Comerciantes têm 180 dias para se adequar à nova norma ou enfrentar advertências e multas progressivas

Gabriella Souza Publicado em 08/01/2026, às 08h11
A moda de usar apenas o QR Code para consultar preços e pratos está com os dias contados em muitos estabelecimentos. Isso porque uma nova regra quer acabar com a dificuldade de quem não tem celular ou não tem facilidade em mexer com tecnologia.
Segundo a vereadora Cláudia Alonso, que deu a ideia do projeto, deixar apenas a opção digital é uma atitude que acaba excluindo muita gente. Para ela, essa prática se tornou muito comum em Santos, mas impede que diversas pessoas consigam simplesmente escolher o que querem comer ou beber.
Agora, com a decisão confirmada pelo prefeito Rogério Santos nesta quarta-feira (7), os donos de comércios precisam se preparar.

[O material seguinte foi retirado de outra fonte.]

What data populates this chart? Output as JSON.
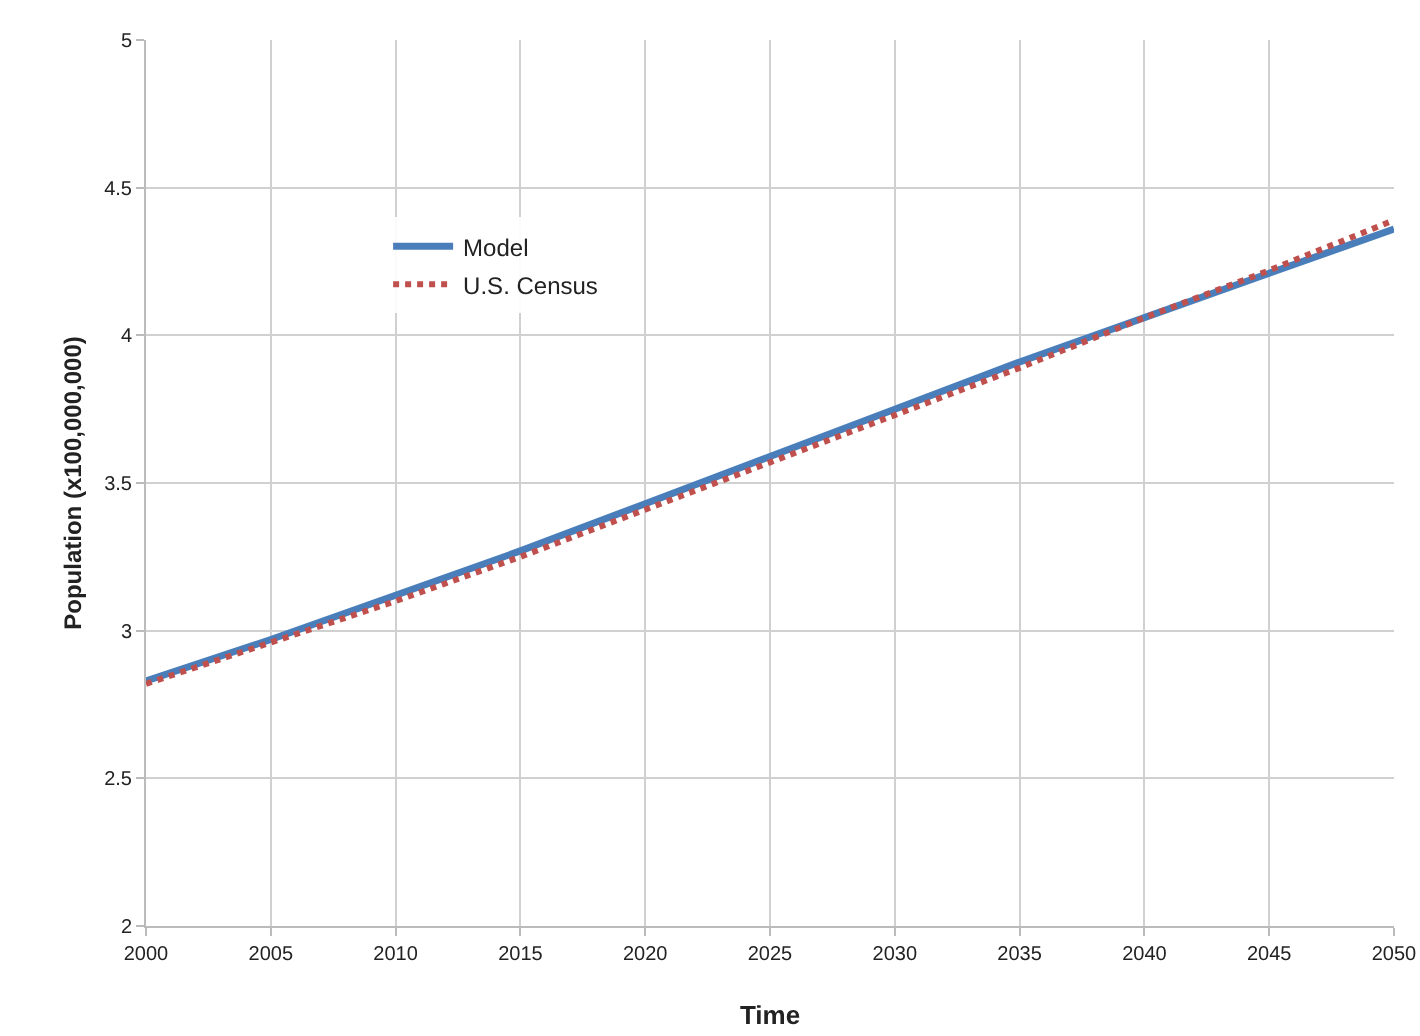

A partir de agora, bares, lanchonetes e restaurantes são obrigados a oferecer a versão impressa do cardápio. Não basta ter apenas um "escondido" no balcão: a lei exige que o local tenha versões físicas suficientes para atender pelo menos 10% da sua capacidade de público. Esses documentos precisam estar atualizados com todos os produtos e os valores corretos.
Acessibilidade e inclusão
Um ponto muito importante da nova legislação é o foco na inclusão. Além do papel comum, todos os locais de alimentação deverão ter, no mínimo, um cardápio em Braille. O objetivo é garantir que pessoas com deficiência visual tenham autonomia na hora de fazer seus pedidos. A ideia central é que o acesso à informação sobre o que é vendido seja um direito de todos, independentemente de limitações físicas ou tecnológicas.

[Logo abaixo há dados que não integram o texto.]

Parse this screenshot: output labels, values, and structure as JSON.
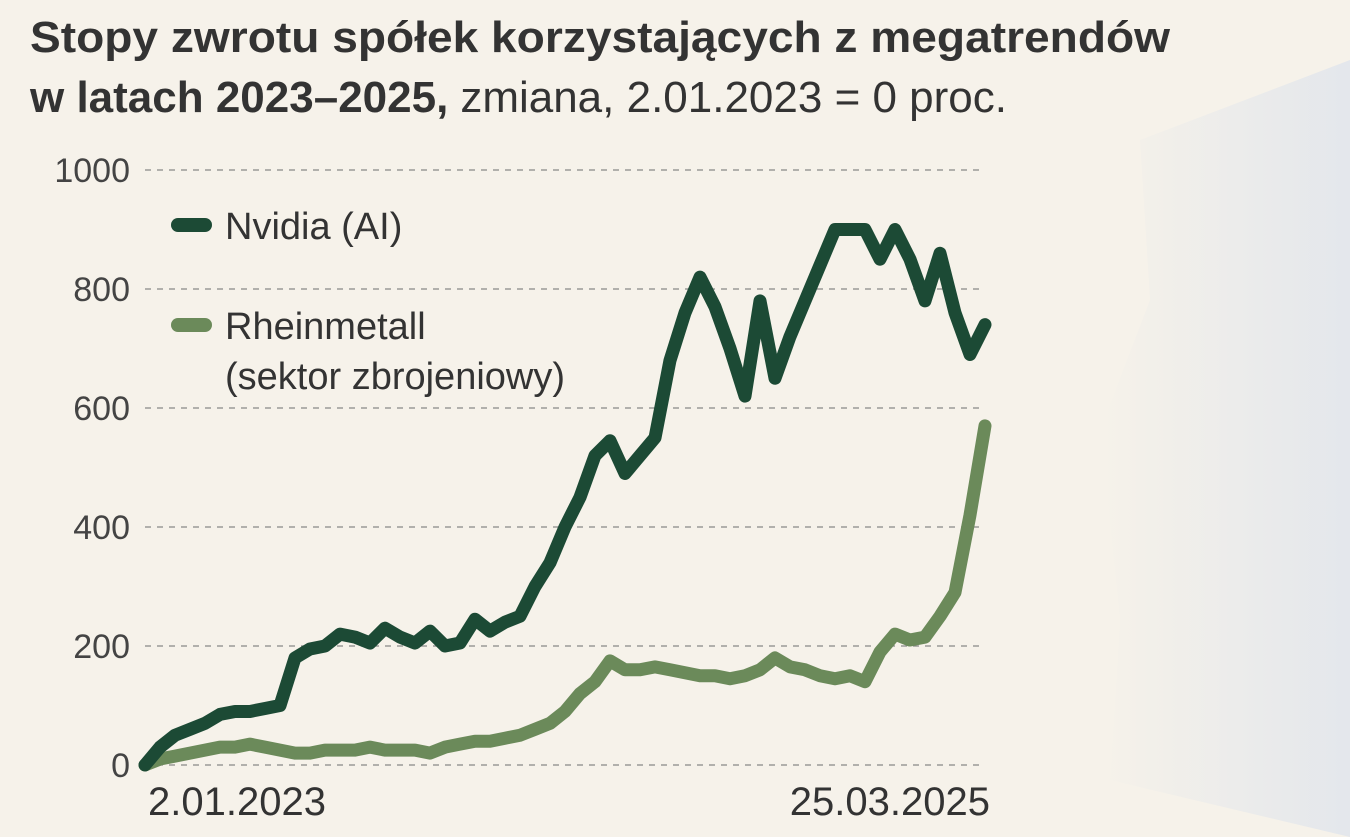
{
  "chart_data": {
    "type": "line",
    "title": [
      "Stopy zwrotu spółek korzystających z megatrendów",
      "w latach 2023–2025,"
    ],
    "subtitle": "zmiana, 2.01.2023 = 0 proc.",
    "categories": [
      "2.01.2023",
      null,
      null,
      null,
      null,
      null,
      null,
      null,
      null,
      null,
      null,
      null,
      null,
      null,
      null,
      null,
      null,
      null,
      null,
      null,
      null,
      null,
      null,
      null,
      null,
      null,
      null,
      null,
      null,
      null,
      null,
      null,
      null,
      null,
      null,
      null,
      null,
      null,
      null,
      null,
      null,
      null,
      null,
      null,
      null,
      null,
      null,
      null,
      null,
      null,
      null,
      null,
      null,
      null,
      null,
      null,
      "25.03.2025"
    ],
    "series": [
      {
        "name": "Nvidia (AI)",
        "color": "#1c4a35",
        "values": [
          0,
          30,
          50,
          60,
          70,
          85,
          90,
          90,
          95,
          100,
          180,
          195,
          200,
          220,
          215,
          205,
          230,
          215,
          205,
          225,
          200,
          205,
          245,
          225,
          240,
          250,
          300,
          340,
          400,
          450,
          520,
          545,
          490,
          520,
          550,
          680,
          760,
          820,
          770,
          700,
          620,
          780,
          650,
          720,
          780,
          840,
          900,
          900,
          900,
          850,
          900,
          850,
          780,
          860,
          760,
          690,
          740
        ]
      },
      {
        "name": "Rheinmetall (sektor zbrojeniowy)",
        "color": "#6b8a5a",
        "values": [
          0,
          10,
          15,
          20,
          25,
          30,
          30,
          35,
          30,
          25,
          20,
          20,
          25,
          25,
          25,
          30,
          25,
          25,
          25,
          20,
          30,
          35,
          40,
          40,
          45,
          50,
          60,
          70,
          90,
          120,
          140,
          175,
          160,
          160,
          165,
          160,
          155,
          150,
          150,
          145,
          150,
          160,
          180,
          165,
          160,
          150,
          145,
          150,
          140,
          190,
          220,
          210,
          215,
          250,
          290,
          420,
          570
        ]
      }
    ],
    "ylim": [
      0,
      1000
    ],
    "yticks": [
      0,
      200,
      400,
      600,
      800,
      1000
    ],
    "grid": true
  }
}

Prazos e multas para quem não cumprir
Os comerciantes não precisam correr hoje mesmo para a gráfica, mas o relógio já está correndo. Os estabelecimentos ganharam um prazo de seis meses (180 dias) para se organizarem e produzirem esse material. Quem for pego desrespeitando a norma após esse período não será multado de cara. Primeiro, o local recebe uma advertência por escrito e ganha dois meses para resolver a situação e colocar os cardápios nas mesas.

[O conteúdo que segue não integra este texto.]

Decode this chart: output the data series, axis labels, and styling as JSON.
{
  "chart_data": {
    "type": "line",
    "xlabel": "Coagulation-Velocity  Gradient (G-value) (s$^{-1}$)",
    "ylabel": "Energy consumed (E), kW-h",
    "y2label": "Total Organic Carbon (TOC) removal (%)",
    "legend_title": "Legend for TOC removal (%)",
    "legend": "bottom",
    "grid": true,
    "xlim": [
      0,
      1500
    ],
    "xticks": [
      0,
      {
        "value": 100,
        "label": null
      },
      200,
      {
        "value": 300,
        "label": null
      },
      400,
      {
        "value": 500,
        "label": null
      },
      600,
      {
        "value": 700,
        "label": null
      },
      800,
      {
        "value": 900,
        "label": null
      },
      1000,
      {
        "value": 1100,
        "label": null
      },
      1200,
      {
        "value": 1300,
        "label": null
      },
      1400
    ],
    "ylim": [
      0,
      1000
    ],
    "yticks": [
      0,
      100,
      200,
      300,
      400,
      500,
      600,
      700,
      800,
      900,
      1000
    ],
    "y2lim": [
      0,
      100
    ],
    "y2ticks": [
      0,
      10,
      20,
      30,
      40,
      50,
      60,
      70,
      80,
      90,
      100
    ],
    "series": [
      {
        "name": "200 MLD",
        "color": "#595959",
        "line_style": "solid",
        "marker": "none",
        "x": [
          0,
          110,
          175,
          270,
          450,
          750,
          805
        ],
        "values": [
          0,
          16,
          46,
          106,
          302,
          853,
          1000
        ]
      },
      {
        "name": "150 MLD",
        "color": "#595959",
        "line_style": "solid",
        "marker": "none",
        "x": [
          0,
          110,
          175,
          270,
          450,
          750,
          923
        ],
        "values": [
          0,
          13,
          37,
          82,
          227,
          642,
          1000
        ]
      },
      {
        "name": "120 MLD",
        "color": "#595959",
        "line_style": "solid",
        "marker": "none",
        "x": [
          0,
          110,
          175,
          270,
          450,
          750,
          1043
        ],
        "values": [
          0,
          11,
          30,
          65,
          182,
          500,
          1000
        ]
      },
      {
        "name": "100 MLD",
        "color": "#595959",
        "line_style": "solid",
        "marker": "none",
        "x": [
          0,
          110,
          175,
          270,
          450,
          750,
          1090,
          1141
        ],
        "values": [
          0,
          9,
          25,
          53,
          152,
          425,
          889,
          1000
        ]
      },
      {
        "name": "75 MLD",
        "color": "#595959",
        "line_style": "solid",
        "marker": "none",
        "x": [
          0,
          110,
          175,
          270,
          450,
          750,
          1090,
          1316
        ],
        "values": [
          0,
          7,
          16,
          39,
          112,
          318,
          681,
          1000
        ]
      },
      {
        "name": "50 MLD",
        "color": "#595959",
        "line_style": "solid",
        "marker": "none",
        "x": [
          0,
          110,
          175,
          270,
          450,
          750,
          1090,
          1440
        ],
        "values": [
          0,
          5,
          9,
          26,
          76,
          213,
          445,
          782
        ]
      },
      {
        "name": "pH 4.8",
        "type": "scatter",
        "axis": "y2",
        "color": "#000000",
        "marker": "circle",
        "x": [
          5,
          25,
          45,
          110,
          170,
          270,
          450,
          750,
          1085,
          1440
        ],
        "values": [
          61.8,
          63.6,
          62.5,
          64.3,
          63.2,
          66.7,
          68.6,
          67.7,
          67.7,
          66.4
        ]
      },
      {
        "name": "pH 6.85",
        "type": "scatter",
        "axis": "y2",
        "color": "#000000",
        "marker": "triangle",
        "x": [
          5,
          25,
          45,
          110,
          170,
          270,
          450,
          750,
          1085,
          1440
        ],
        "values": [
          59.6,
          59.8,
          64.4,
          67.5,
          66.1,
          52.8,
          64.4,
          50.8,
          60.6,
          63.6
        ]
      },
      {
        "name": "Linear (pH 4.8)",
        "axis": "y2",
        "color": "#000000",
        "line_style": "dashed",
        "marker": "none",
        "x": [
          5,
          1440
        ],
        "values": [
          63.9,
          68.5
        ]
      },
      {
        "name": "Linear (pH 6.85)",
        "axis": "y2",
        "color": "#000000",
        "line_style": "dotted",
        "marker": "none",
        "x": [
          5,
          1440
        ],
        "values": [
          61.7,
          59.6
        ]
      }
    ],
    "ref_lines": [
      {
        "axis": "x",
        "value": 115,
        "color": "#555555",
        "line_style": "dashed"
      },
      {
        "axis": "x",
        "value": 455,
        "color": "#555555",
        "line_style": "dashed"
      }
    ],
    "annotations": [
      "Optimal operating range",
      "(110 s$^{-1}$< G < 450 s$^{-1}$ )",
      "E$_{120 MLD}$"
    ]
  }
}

Caso o problema continue após o aviso, aí o bolso pesa. A multa inicial é de R$ 350. Se a fiscalização voltar e o comércio ainda não tiver os cardápios, o valor dobra. O projeto de lei já havia sido votado e aprovado pelos vereadores da Câmara em dezembro e, agora, com a assinatura do prefeito, vira regra oficial para todo o comércio da área de alimentação em Santos.